Segundo Somavia, cada país vive condições específicas, sendo assim, de acordo com ele, seria equivocado opinar sobre partes da reforma sem analisar o conjunto do sistema previdenciário brasileiro. A ajuda técnica oferecida a Lula leva em conta a experiência adquirida pela OIT em países onde acompanhou de perto alterações no modelo de previdência.
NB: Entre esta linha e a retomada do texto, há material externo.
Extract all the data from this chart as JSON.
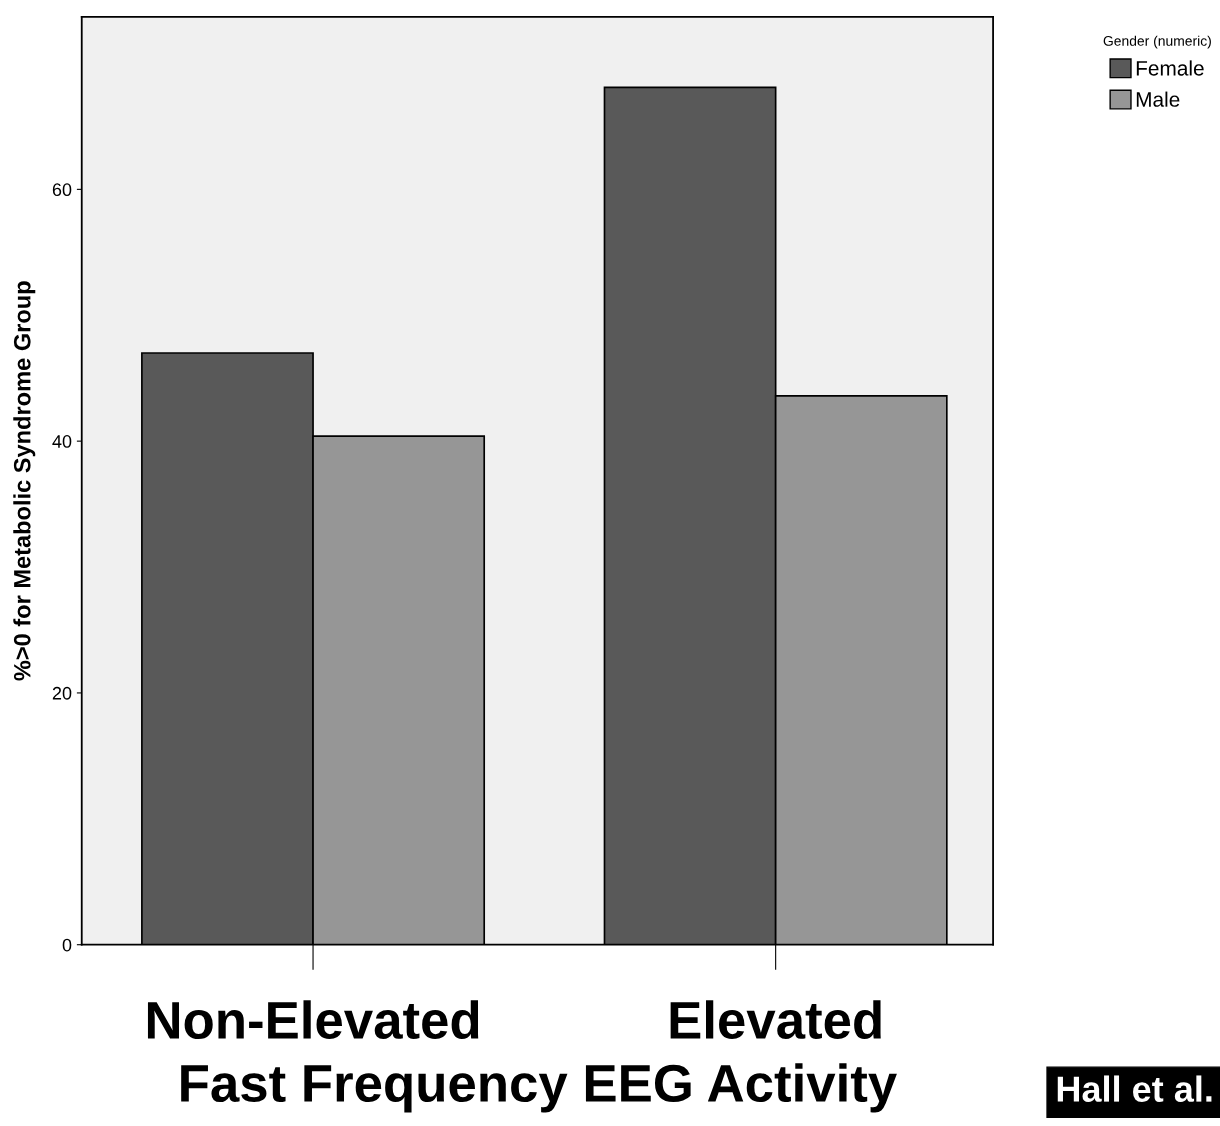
{
  "chart_data": {
    "type": "bar",
    "ylabel": "%>0 for Metabolic Syndrome Group",
    "xlabel": "Fast Frequency EEG Activity",
    "legend_title": "Gender (numeric)",
    "categories": [
      "Non-Elevated",
      "Elevated"
    ],
    "series": [
      {
        "name": "Female",
        "color": "#595959",
        "values": [
          47.0,
          68.1
        ]
      },
      {
        "name": "Male",
        "color": "#969696",
        "values": [
          40.4,
          43.6
        ]
      }
    ],
    "ylim": [
      0,
      73.7
    ],
    "yticks": [
      0,
      20,
      40,
      60
    ],
    "grid": false,
    "legend": "top right",
    "annotations": [
      "Hall et al."
    ]
  }
}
''Seria fantástico que houvesse um só arranjo previdenciário que se pudesse aplicar ao Brasil e à Suécia'', disse Somavia. ''Algumas coisas são necessárias e outras não, de acordo com as condições de cada país.'' Para ele, o melhor agora é esperar o resultado dos debates com a sociedade, a exemplo do que vai ocorrer, a partir de fevereiro, no âmbito do Conselho de Desenvolvimento Econômico e Social órgão ligado à Presidência, mas com 82 representantes de fora do governo.
Somavia esteve com Lula no fim da manhã, no Planalto. Participaram da reunião os ministros Celso Amorim (Relações Exteriores) e Jaques Wagner (Trabalho), além do secretário extraordinário de Desenvolvimento Econômico e Social, Tarso Genro. À tarde, o diretor-geral da OIT fez a conferência de abertura do seminário Diálogo Nacional sobre a Dimensão Social da Globalização, no Itamaraty.
Segundo Somavia, é absolutamente natural o presidente Lula comparecer ao Fórum Social Mundial, em Porto Alegre, e ao Fórum Econômico Mundial, em Davos, na Suíça. ''Nossa obrigação é buscar soluções de diálogo'', disse Somavia, que no ano passado também esteve nos dois fóruns.